Było to spotkanie dwóch zespołów, które są na boiskowej fali wznoszącej. Arsenal jest wiceliderem Premier League, a Bayern dominuje w Bundeslidze. W grupie Ligi Mistrzów sytuacja wyglądała zgoła inaczej. Bayern był pierwszy z sześcioma punktami, natomiast Arsenal ostatni nie mając nawet jednego oczka na swoim koncie.

Kanonierzy byli niezwykle zdeterminowani. Wypełniała ich złość piłkarska, której zapewnili najlepsze ujście. Znakomicie organizowali się w defensywie, nie pozwalając piłkarzom z Monachium rozwinąć skrzydeł. Gdyby goście wykorzystali jedną ze swoich okazji na początku spotkania, wtedy przebieg meczu mógłby być zupełnie inny.

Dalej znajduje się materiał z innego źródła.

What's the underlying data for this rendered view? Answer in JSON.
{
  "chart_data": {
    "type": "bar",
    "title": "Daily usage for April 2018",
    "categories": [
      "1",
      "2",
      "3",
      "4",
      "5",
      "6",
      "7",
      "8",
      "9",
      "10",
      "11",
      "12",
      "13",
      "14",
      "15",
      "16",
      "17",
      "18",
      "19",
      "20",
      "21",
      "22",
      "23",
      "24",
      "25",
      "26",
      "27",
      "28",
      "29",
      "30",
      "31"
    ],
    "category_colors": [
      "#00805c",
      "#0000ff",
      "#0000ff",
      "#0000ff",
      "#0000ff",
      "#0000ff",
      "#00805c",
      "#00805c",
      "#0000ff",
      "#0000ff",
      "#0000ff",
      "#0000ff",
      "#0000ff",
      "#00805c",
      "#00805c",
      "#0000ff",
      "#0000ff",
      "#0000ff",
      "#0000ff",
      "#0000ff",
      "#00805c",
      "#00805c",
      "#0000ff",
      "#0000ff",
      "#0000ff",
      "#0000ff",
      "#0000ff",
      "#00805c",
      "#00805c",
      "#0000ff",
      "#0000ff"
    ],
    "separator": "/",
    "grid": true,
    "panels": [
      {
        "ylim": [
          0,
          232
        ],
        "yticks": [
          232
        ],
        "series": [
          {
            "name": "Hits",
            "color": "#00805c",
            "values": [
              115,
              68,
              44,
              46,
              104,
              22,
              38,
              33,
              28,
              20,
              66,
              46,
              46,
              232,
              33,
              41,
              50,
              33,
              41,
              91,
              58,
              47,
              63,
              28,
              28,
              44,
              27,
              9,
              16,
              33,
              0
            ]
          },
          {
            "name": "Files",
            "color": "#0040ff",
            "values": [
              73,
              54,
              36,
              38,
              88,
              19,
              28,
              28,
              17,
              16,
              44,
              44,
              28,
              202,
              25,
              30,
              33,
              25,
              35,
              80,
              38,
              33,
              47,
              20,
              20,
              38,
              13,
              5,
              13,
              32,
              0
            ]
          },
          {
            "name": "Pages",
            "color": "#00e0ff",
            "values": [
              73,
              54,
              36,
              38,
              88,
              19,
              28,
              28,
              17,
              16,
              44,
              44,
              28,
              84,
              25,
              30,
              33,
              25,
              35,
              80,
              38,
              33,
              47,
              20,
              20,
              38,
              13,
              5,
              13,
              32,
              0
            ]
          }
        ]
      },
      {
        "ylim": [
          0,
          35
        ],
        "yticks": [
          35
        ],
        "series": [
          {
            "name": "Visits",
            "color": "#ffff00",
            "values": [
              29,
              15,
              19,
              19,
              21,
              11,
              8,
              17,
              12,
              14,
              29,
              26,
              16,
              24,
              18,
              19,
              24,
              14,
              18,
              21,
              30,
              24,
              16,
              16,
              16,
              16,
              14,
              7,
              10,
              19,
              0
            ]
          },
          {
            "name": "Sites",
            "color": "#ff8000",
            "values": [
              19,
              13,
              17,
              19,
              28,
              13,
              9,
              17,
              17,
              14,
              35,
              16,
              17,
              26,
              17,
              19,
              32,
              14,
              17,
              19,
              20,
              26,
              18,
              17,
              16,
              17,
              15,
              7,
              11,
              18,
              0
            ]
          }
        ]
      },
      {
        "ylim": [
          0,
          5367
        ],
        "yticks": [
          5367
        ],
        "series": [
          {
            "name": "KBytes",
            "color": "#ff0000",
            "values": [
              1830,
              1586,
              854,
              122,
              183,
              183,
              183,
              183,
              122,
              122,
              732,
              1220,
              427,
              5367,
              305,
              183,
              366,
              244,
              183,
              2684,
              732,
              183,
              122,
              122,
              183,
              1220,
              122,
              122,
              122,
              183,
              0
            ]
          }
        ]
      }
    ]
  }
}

Bayern przez cały mecz próbował kreować ataki pozycyjne, jednak brakowało im konsekwencji pod polem karnym Londyńczyków. Arsenal cierpliwie czekał na swoje okazje. Za to Bawarczycy nie potrafili wykorzystać swoich szans na gola, a wielką zasługę w tym miał czeski bramkarz Petr Cech. Już w 11 minucie po składnej akcji nie wykorzystał swojej okazji Thiago. Szesnaście minut później mocny strzał Vidala został efektownie wybroniony przez bramkarza Kanonierów. Do 30 minuty wydawało się, że Bayern wygra to spotkanie. Jednak ostatnie piętnaście minut pierwszej połowy należało do Arsenalu. W 33 minucie gry przed znakomitą okazją stanął Alexis, lecz jego strzał głową z najbliższej odległości był zbyt lekki i prosto w Neuera. Druga połowa była jeszcze bardziej emocjonująca. Tempo meczu nie opadło nawet na moment. Pierwsza bramkowa sytuacja nadeszła  w 55 minucie. Lewandowski popisał się mocnym uderzeniem z woleja , a Petr Cech jeszcze lepszą interwencją. W 75 minucie drugi pojedynek Lewandowski vs. Cech wygrał Czeski bramkarz. Polski snajper nie wykorzystał sytuacji sam na sam z bramkarzem gospodarzy. Brak skuteczności Bayernu zemściła się w 77 minucie. Cazorla wrzucił piłkę z rzutu wolnego , a Manuel Neuer wychodząc do wybicia popełnił bardzo prosty błąd. Najlepszy bramkarz na świecie minął się z piłką, która wylądowała na głowie Giroud. Było 1:0. Po strzelonej bramce Arsenal cofnął się i czekał na możliwość przeprowadzenia szybkiego ataku. Udało się w ostatniej minucie meczu. Niesamowity sprint i precyzyjne dogranie Belleriniego wykorzystał Ozil.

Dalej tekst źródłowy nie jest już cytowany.